Dexy’s Midnight Runners

Dexys Midnight Runners siempre fueron un paradigma de grupo outsider. Nunca hicieron nada cuando tocaba ni donde tocaba. Tiraban de ellos mismos, avanzaban independientemente de la dirección del viento. Y por eso mismo, si su soul blanco, rebelde, joven y celta tenía semejante arrojo era porque el grupo tenía que crear su propia energía para levantarse. Esto era así cuando empezaron y lo petaron a principios de los 80 y es así ahora que han vuelto sin que nadie se lo haya pedido.

dexy's midnight runners
El empuje de “Searching for the young soul rebels” es el de los estibadores del puerto cuando fichan todas las mañanas.

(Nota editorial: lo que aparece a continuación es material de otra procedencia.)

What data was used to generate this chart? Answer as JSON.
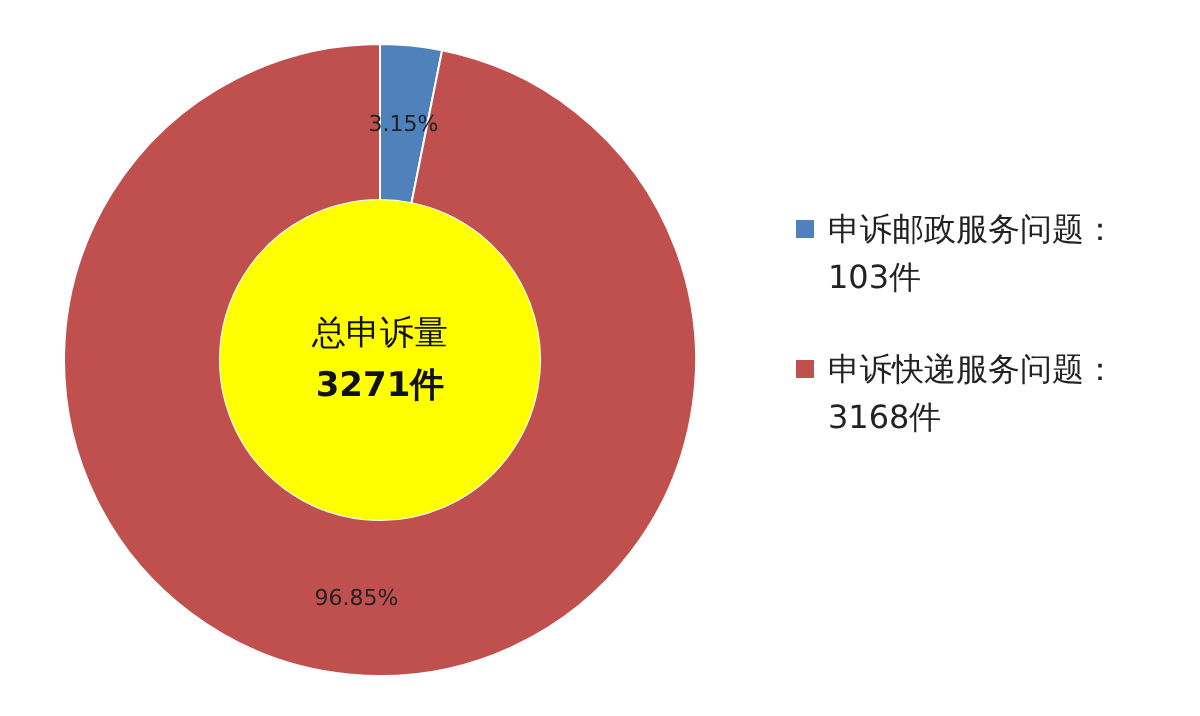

Un disco de dientes apretados. Música que te hincha las velas: te envalentona, te enaltece y te ilumina a partes iguales. Ya he dicho en más de una ocasión que si alguna vez me subo a un ring, querría pasearme hasta el cuadrilátero al compás de “Geno”. La poesía del puñetazo.

dexys midnight runners too-rye-ay
¿Fue el look Steinbeck (bastante anti-cool, reconozcámoslo) el repelente que despertó las suspicacias de su primera camada de talifanes ante “Too-rye-ay”? ¿O lo fue el éxito requete-masivo de canciones como la estupendísima “Come on Eileen”? No eran Dexys Midnight Runners el hijo adoptivo con el que soñaban los snobs, precisamente. Pero es que nunca se escondieron precisamente de querer hacer música popular. El elitismo es un signo de decadencia que no podía permitirse Kevin Rowland. El anti-oxidante de “Plan B”, “Precious” o la versión del padre Van Morrison sobre el abuelo Jackie Wilson “Jackie Wilson said” vigoriza aún a cualquier prisionero del despertador.

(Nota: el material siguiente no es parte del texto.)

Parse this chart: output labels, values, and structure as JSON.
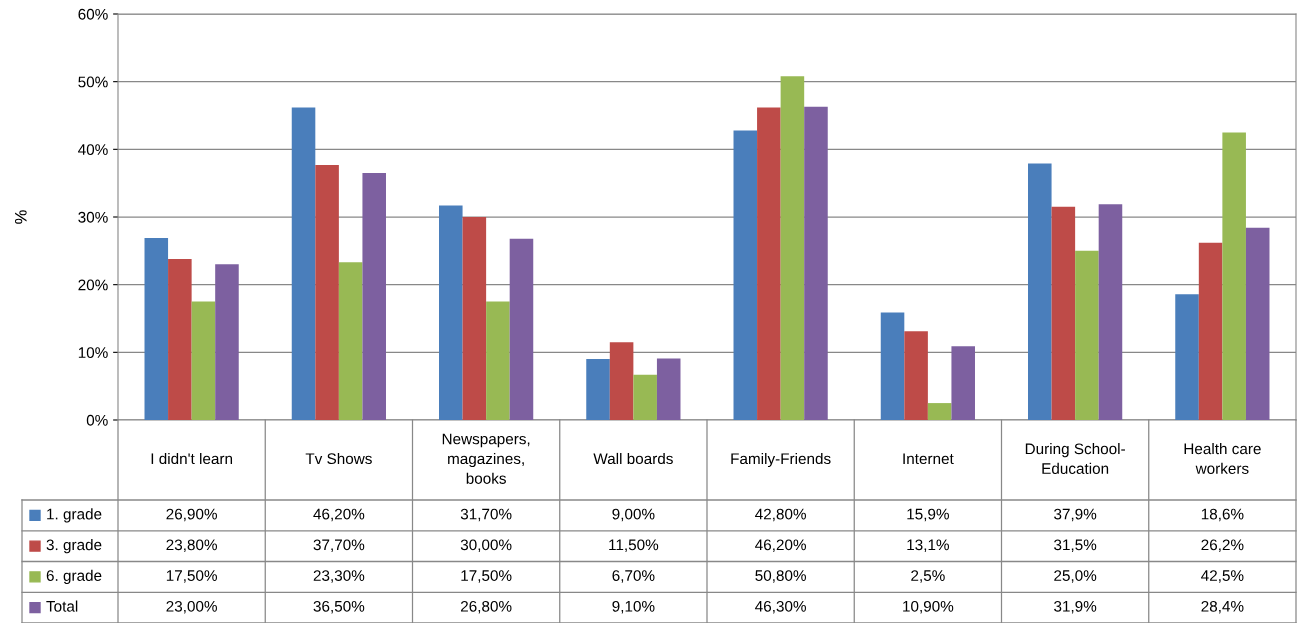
{
  "chart_data": {
    "type": "bar",
    "ylabel": "%",
    "categories": [
      "I didn't learn",
      "Tv Shows",
      "Newspapers,\nmagazines,\nbooks",
      "Wall boards",
      "Family-Friends",
      "Internet",
      "During School-\nEducation",
      "Health care\nworkers"
    ],
    "series": [
      {
        "name": "1. grade",
        "color": "#4a7ebb",
        "values": [
          26.9,
          46.2,
          31.7,
          9.0,
          42.8,
          15.9,
          37.9,
          18.6
        ],
        "value_labels": [
          "26,90%",
          "46,20%",
          "31,70%",
          "9,00%",
          "42,80%",
          "15,9%",
          "37,9%",
          "18,6%"
        ]
      },
      {
        "name": "3. grade",
        "color": "#be4b48",
        "values": [
          23.8,
          37.7,
          30.0,
          11.5,
          46.2,
          13.1,
          31.5,
          26.2
        ],
        "value_labels": [
          "23,80%",
          "37,70%",
          "30,00%",
          "11,50%",
          "46,20%",
          "13,1%",
          "31,5%",
          "26,2%"
        ]
      },
      {
        "name": "6. grade",
        "color": "#98b954",
        "values": [
          17.5,
          23.3,
          17.5,
          6.7,
          50.8,
          2.5,
          25.0,
          42.5
        ],
        "value_labels": [
          "17,50%",
          "23,30%",
          "17,50%",
          "6,70%",
          "50,80%",
          "2,5%",
          "25,0%",
          "42,5%"
        ]
      },
      {
        "name": "Total",
        "color": "#7d60a0",
        "values": [
          23.0,
          36.5,
          26.8,
          9.1,
          46.3,
          10.9,
          31.9,
          28.4
        ],
        "value_labels": [
          "23,00%",
          "36,50%",
          "26,80%",
          "9,10%",
          "46,30%",
          "10,90%",
          "31,9%",
          "28,4%"
        ]
      }
    ],
    "ylim": [
      0,
      60
    ],
    "yticks": [
      {
        "value": 0,
        "label": "0%"
      },
      {
        "value": 10,
        "label": "10%"
      },
      {
        "value": 20,
        "label": "20%"
      },
      {
        "value": 30,
        "label": "30%"
      },
      {
        "value": 40,
        "label": "40%"
      },
      {
        "value": 50,
        "label": "50%"
      },
      {
        "value": 60,
        "label": "60%"
      }
    ],
    "grid": "y",
    "legend": "bottom"
  }
}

dexys midnight runners don't stand down
Si la imagen a lo Walker Evans cortocircuitó a muchos fans, la siguiente apuesta estética aún era más desafiante: en “Don’t stand down” parecían unos golfistas en receso de las tribulaciones de la city. Otro disco magnífico a pesar de la ausencia de hits obvios que, de alguna manera, defiende que el desencanto es un sentimiento al que sólo están expuestos y sólo están autorizados los románticos. Ocho canciones entre la divagación, el hartazgo, la auto-reflexión (Kevin frente al espejo: “Kevin Rowlands 13th time”) y la tozudez en las que todo cambia para que todo siga igual.

dexy's midnight runners
Elipsis de 25 años. Fuera todo sigue igual o peor. Entremedias, Kevin Rowland sacó discos en solitario de versiones extrañísimos, aunque igualmente fruto del librepensamiento, y grupos como The Rumble Strips quisieron sentarse en el trono vacío que dejaron Dexys, aunque sin pasar de la gracia de ser una especie de banda de pseudo-tributo. Así que la única competencia de “One day I’m going to soar” es la de los discos previos de los propios Dexys. Como lo único que se les puede pedir a Dexys es que nunca hagan lo que les pides, es este un retorno sin ninguna concesión a la nostalgia, sin ningún sentido del oportunismo y sin ninguna prisa por recuperar el tiempo perdido. ¿Qué tiempo?¡Si son ellos mismos los que crean su propio tiempo! Sofisticado y cercano, con destellos de ¿sonido Philadelphia? (“I’m always going to love you”) y estilización de movimientos, “One day I’m going to soar” gustará más o menos, pero es el disco que ahora mismo les toca publicar a Dexys precisamente por ser un disco que ahora mismo no toca. Una vez más, música outsider.